В контексте развития дискурса о преступлениях нацистов необходимо упомянуть о широких общественных дебатах, продолжавшихся в 1965–1979 годах вокруг проблемы истечения срока давности по тяжким убийствам (Verjährungsdebatten). Согласно немецким законам, срок исковой давности в отношении преступлений, наказуемых пожизненным заключением, истекал через 20 лет после окончания войны — 8 мая 1965 года[196]
. В результате ожесточенных дискуссий в бундестаге применение срока давности к тяжким убийствам, обвинения в которых предъявлялись большинству причастных к нацистским преступлениям, было отложено на четыре года и восемь месяцев до конца 1969 года.

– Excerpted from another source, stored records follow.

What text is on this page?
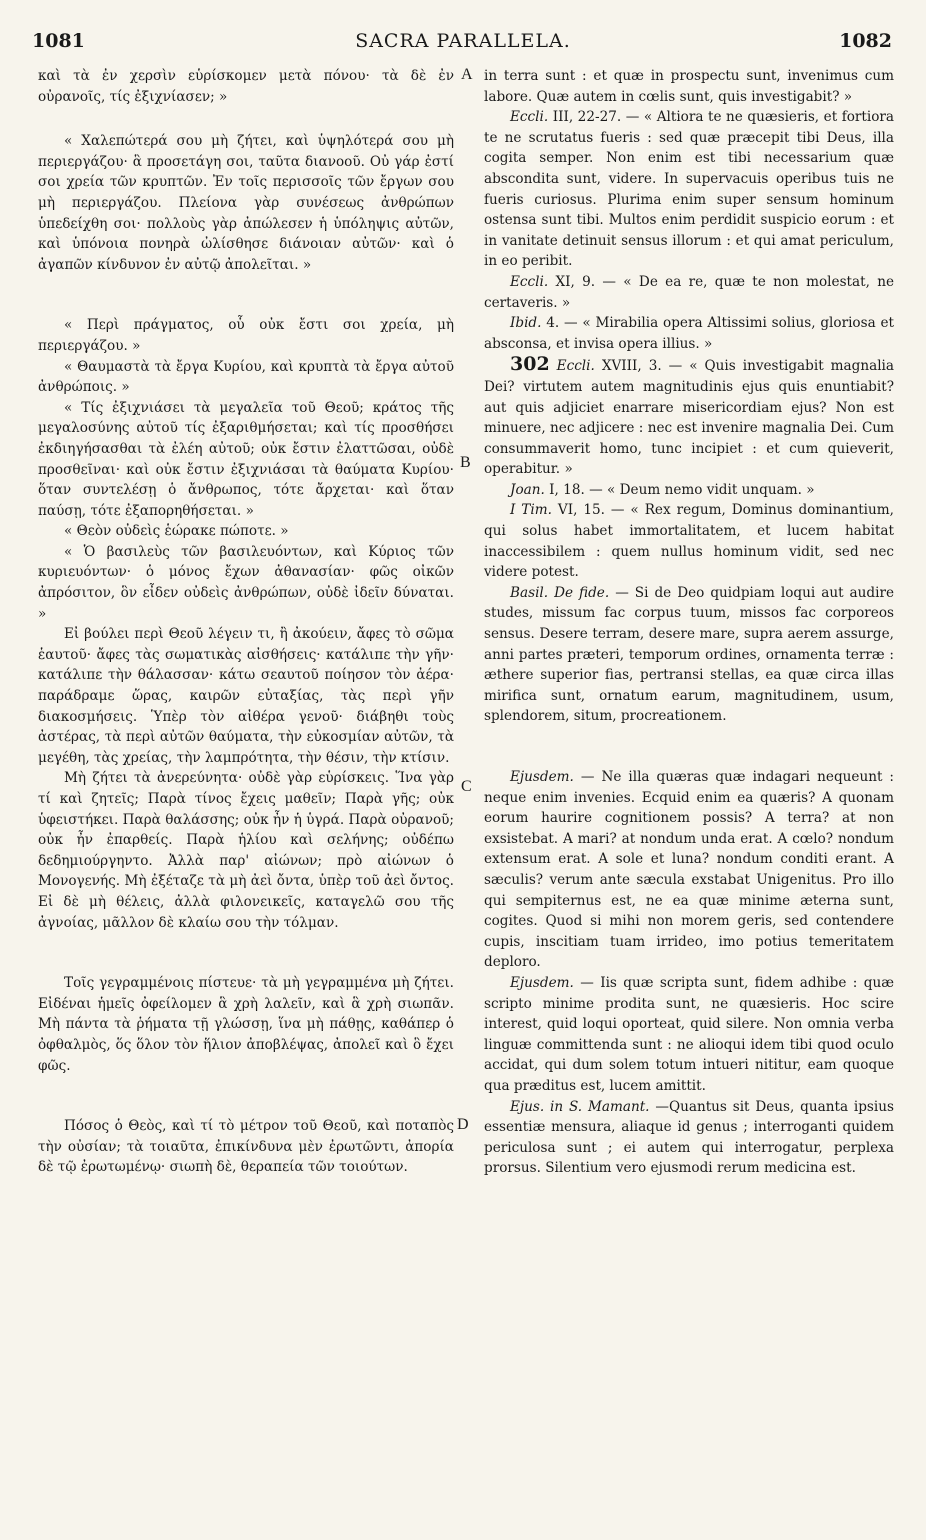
1081	SACRA PARALLELA.	1082
A
B
C
D

καὶ τὰ ἐν χερσὶν εὑρίσκομεν μετὰ πόνου· τὰ δὲ ἐν οὐρανοῖς, τίς ἐξιχνίασεν; »

« Χαλεπώτερά σου μὴ ζήτει, καὶ ὑψηλότερά σου μὴ περιεργάζου· ἃ προσετάγη σοι, ταῦτα διανοοῦ. Οὐ γάρ ἐστί σοι χρεία τῶν κρυπτῶν. Ἐν τοῖς περισσοῖς τῶν ἔργων σου μὴ περιεργάζου. Πλείονα γὰρ συνέσεως ἀνθρώπων ὑπεδείχθη σοι· πολλοὺς γὰρ ἀπώλεσεν ἡ ὑπόληψις αὐτῶν, καὶ ὑπόνοια πονηρὰ ὠλίσθησε διάνοιαν αὐτῶν· καὶ ὁ ἀγαπῶν κίνδυνον ἐν αὐτῷ ἀπολεῖται. »

« Περὶ πράγματος, οὗ οὐκ ἔστι σοι χρεία, μὴ περιεργάζου. »

« Θαυμαστὰ τὰ ἔργα Κυρίου, καὶ κρυπτὰ τὰ ἔργα αὐτοῦ ἀνθρώποις. »

« Τίς ἐξιχνιάσει τὰ μεγαλεῖα τοῦ Θεοῦ; κράτος τῆς μεγαλοσύνης αὐτοῦ τίς ἐξαριθμήσεται; καὶ τίς προσθήσει ἐκδιηγήσασθαι τὰ ἐλέη αὐτοῦ; οὐκ ἔστιν ἐλαττῶσαι, οὐδὲ προσθεῖναι· καὶ οὐκ ἔστιν ἐξιχνιάσαι τὰ θαύματα Κυρίου· ὅταν συντελέσῃ ὁ ἄνθρωπος, τότε ἄρχεται· καὶ ὅταν παύσῃ, τότε ἐξαπορηθήσεται. »

« Θεὸν οὐδεὶς ἑώρακε πώποτε. »

« Ὁ βασιλεὺς τῶν βασιλευόντων, καὶ Κύριος τῶν κυριευόντων· ὁ μόνος ἔχων ἀθανασίαν· φῶς οἰκῶν ἀπρόσιτον, ὃν εἶδεν οὐδεὶς ἀνθρώπων, οὐδὲ ἰδεῖν δύναται. »

Εἰ βούλει περὶ Θεοῦ λέγειν τι, ἢ ἀκούειν, ἄφες τὸ σῶμα ἑαυτοῦ· ἄφες τὰς σωματικὰς αἰσθήσεις· κατάλιπε τὴν γῆν· κατάλιπε τὴν θάλασσαν· κάτω σεαυτοῦ ποίησον τὸν ἀέρα· παράδραμε ὥρας, καιρῶν εὐταξίας, τὰς περὶ γῆν διακοσμήσεις. Ὑπὲρ τὸν αἰθέρα γενοῦ· διάβηθι τοὺς ἀστέρας, τὰ περὶ αὐτῶν θαύματα, τὴν εὐκοσμίαν αὐτῶν, τὰ μεγέθη, τὰς χρείας, τὴν λαμπρότητα, τὴν θέσιν, τὴν κτίσιν.

Μὴ ζήτει τὰ ἀνερεύνητα· οὐδὲ γὰρ εὑρίσκεις. Ἵνα γὰρ τί καὶ ζητεῖς; Παρὰ τίνος ἔχεις μαθεῖν; Παρὰ γῆς; οὐκ ὑφειστήκει. Παρὰ θαλάσσης; οὐκ ἦν ἡ ὑγρά. Παρὰ οὐρανοῦ; οὐκ ἦν ἐπαρθείς. Παρὰ ἡλίου καὶ σελήνης; οὐδέπω δεδημιούργηντο. Ἀλλὰ παρ' αἰώνων; πρὸ αἰώνων ὁ Μονογενής. Μὴ ἐξέταζε τὰ μὴ ἀεὶ ὄντα, ὑπὲρ τοῦ ἀεὶ ὄντος. Εἰ δὲ μὴ θέλεις, ἀλλὰ φιλονεικεῖς, καταγελῶ σου τῆς ἀγνοίας, μᾶλλον δὲ κλαίω σου τὴν τόλμαν.

Τοῖς γεγραμμένοις πίστευε· τὰ μὴ γεγραμμένα μὴ ζήτει. Εἰδέναι ἡμεῖς ὀφείλομεν ἃ χρὴ λαλεῖν, καὶ ἃ χρὴ σιωπᾶν. Μὴ πάντα τὰ ῥήματα τῇ γλώσσῃ, ἵνα μὴ πάθῃς, καθάπερ ὁ ὀφθαλμὸς, ὅς ὅλον τὸν ἥλιον ἀποβλέψας, ἀπολεῖ καὶ ὃ ἔχει φῶς.

Πόσος ὁ Θεὸς, καὶ τί τὸ μέτρον τοῦ Θεοῦ, καὶ ποταπὸς τὴν οὐσίαν; τὰ τοιαῦτα, ἐπικίνδυνα μὲν ἐρωτῶντι, ἀπορία δὲ τῷ ἐρωτωμένῳ· σιωπὴ δὲ, θεραπεία τῶν τοιούτων.

in terra sunt : et quæ in prospectu sunt, invenimus cum labore. Quæ autem in cœlis sunt, quis investigabit? »

Eccli. III, 22-27. — « Altiora te ne quæsieris, et fortiora te ne scrutatus fueris : sed quæ præcepit tibi Deus, illa cogita semper. Non enim est tibi necessarium quæ abscondita sunt, videre. In supervacuis operibus tuis ne fueris curiosus. Plurima enim super sensum hominum ostensa sunt tibi. Multos enim perdidit suspicio eorum : et in vanitate detinuit sensus illorum : et qui amat periculum, in eo peribit.

Eccli. XI, 9. — « De ea re, quæ te non molestat, ne certaveris. »

Ibid. 4. — « Mirabilia opera Altissimi solius, gloriosa et absconsa, et invisa opera illius. »

302 Eccli. XVIII, 3. — « Quis investigabit magnalia Dei? virtutem autem magnitudinis ejus quis enuntiabit? aut quis adjiciet enarrare misericordiam ejus? Non est minuere, nec adjicere : nec est invenire magnalia Dei. Cum consummaverit homo, tunc incipiet : et cum quieverit, operabitur. »

Joan. I, 18. — « Deum nemo vidit unquam. »

I Tim. VI, 15. — « Rex regum, Dominus dominantium, qui solus habet immortalitatem, et lucem habitat inaccessibilem : quem nullus hominum vidit, sed nec videre potest.

Basil. De fide. — Si de Deo quidpiam loqui aut audire studes, missum fac corpus tuum, missos fac corporeos sensus. Desere terram, desere mare, supra aerem assurge, anni partes præteri, temporum ordines, ornamenta terræ : æthere superior fias, pertransi stellas, ea quæ circa illas mirifica sunt, ornatum earum, magnitudinem, usum, splendorem, situm, procreationem.

Ejusdem. — Ne illa quæras quæ indagari nequeunt : neque enim invenies. Ecquid enim ea quæris? A quonam eorum haurire cognitionem possis? A terra? at non exsistebat. A mari? at nondum unda erat. A cœlo? nondum extensum erat. A sole et luna? nondum conditi erant. A sæculis? verum ante sæcula exstabat Unigenitus. Pro illo qui sempiternus est, ne ea quæ minime æterna sunt, cogites. Quod si mihi non morem geris, sed contendere cupis, inscitiam tuam irrideo, imo potius temeritatem deploro.

Ejusdem. — Iis quæ scripta sunt, fidem adhibe : quæ scripto minime prodita sunt, ne quæsieris. Hoc scire interest, quid loqui oporteat, quid silere. Non omnia verba linguæ committenda sunt : ne alioqui idem tibi quod oculo accidat, qui dum solem totum intueri nititur, eam quoque qua præditus est, lucem amittit.

Ejus. in S. Mamant. —Quantus sit Deus, quanta ipsius essentiæ mensura, aliaque id genus ; interroganti quidem periculosa sunt ; ei autem qui interrogatur, perplexa prorsus. Silentium vero ejusmodi rerum medicina est.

Это вызвало бурное недовольство немецкой и зарубежной общественности (особенно сильную негативную реакцию это решение вызвало в СССР, Польше, Франции, Нидерландах и других странах, подвергшихся нацистской агрессии)[197]. Общественное мнение настаивало на полной отмене ограничений, и 4 августа 1969 года 9‐й Закон об изменении уголовного права ФРГ отменил срок давности для уголовных преследований за геноцид (§ 220а), а также продлил срок давности за тяжкие убийства с 20 до 30 лет — до 31 декабря 1979 года. Однако в июле 1979 года после 11-часовых дебатов бундестаг 255 голосами против 222 принял окончательное решение об отмене срока давности в отношении преднамеренных убийств[198].Примечательно, что в данном вопросе гражданское общество и политические элиты опережали массового наблюдателя. Хотя 91% немцев признались социологам из Института Алленсбаха в 1979 году, что они слышали о вступлении в силу срока исковой давности в отношении преступлений, совершенных в период национал-социалистического правления, поддержка свершения правосудия среди немецкого большинства была не слишком высока. В январе 1969 года всего 23% опрошенных высказались за продолжение судебных разбирательств в отношении нацистских преступников. В 1978 году поддержка уголовных преследований оставалась приблизительно на том же уровне. Однако в начале 1979 года, в контексте возобновившихся дебатов о прошлом, она возросла до 36%, достигнув, что особенно важно, 40% среди немцев 16–44 лет (
Западногерманская историческая наука не оставалась в стороне от осмысления массовых преступлений нацистов. Количество исторических исследований нацистской массовой системы уничтожения существенно возросло в 1970‐е годы, когда в период расцвета общего интереса к истории повседневности наряду с публикациями о судьбах жертв Третьего рейха стали появляться работы об эскадронах и лагерях смерти, о войне на уничтожение на Восточном фронте, значительно обогатившие историографию Третьего рейха. С конца 1970‐х годов в издательстве Fischer стала выходить так называемая «черная серия» — книги карманного формата в черно-белых обложках, посвященные теме нацистского прошлого. В серии, носившей с 1988 года официальное название «Время национал-социализма», было издано более 250 работ, разоблачавших преступления Третьего рейха[200]
.В последующие десятилетия исследования нацистских преступлений получили значительное развитие. Новая волна публикаций включала биографические исследования (к примеру, в 1996 году вышли биографии обергруппенфюрера СС и рейхскомиссара оккупированной территории Дании в 1942–1945 годах Рудольфа Вернера Беста и шефа гестапо Генриха Мюллера), исследования нацистской системы концентрационных лагерей Вольфганга Софски, Ульриха Герберта, Карин Орт, Кристофа Дикмана, а также исследования основных институтов (например, исследование Михаэля Вильдта Службы безопасности рейхсфюрера СС, опубликованное в 2003 году)[201]
. Историки Вальтер Маношек, Дитер Поль, Томас Зандкюлер, Кристиан Герлах, Богдан Музиал, в свою очередь, стремились понять, какие конкретные местные факторы внесли свой вклад в развитие политики геноцида в оккупированной Восточной Европе и как эти факторы взаимодействовали с политическими директивами из Берлина[202].В то же время авторы художественных и научных текстов все чаще обращались к психологическим аспектам преступлений. Немецкие и зарубежные исследователи — Гётц Али, Сюзанна Хайм, Кристофер Браунинг, Йона Гольдхаген, Пауль Герхард и другие — сходились в мнении, что участие в массовых убийствах было довольно широко распространенным, осознанным и добровольным и что сами палачи были по большей части «нормальными» людьми[203]
. Скрытая угроза «банальности зла» постепенно сделала фигуру палача одной из ключевых в научных исследованиях и в общественном дискурсе.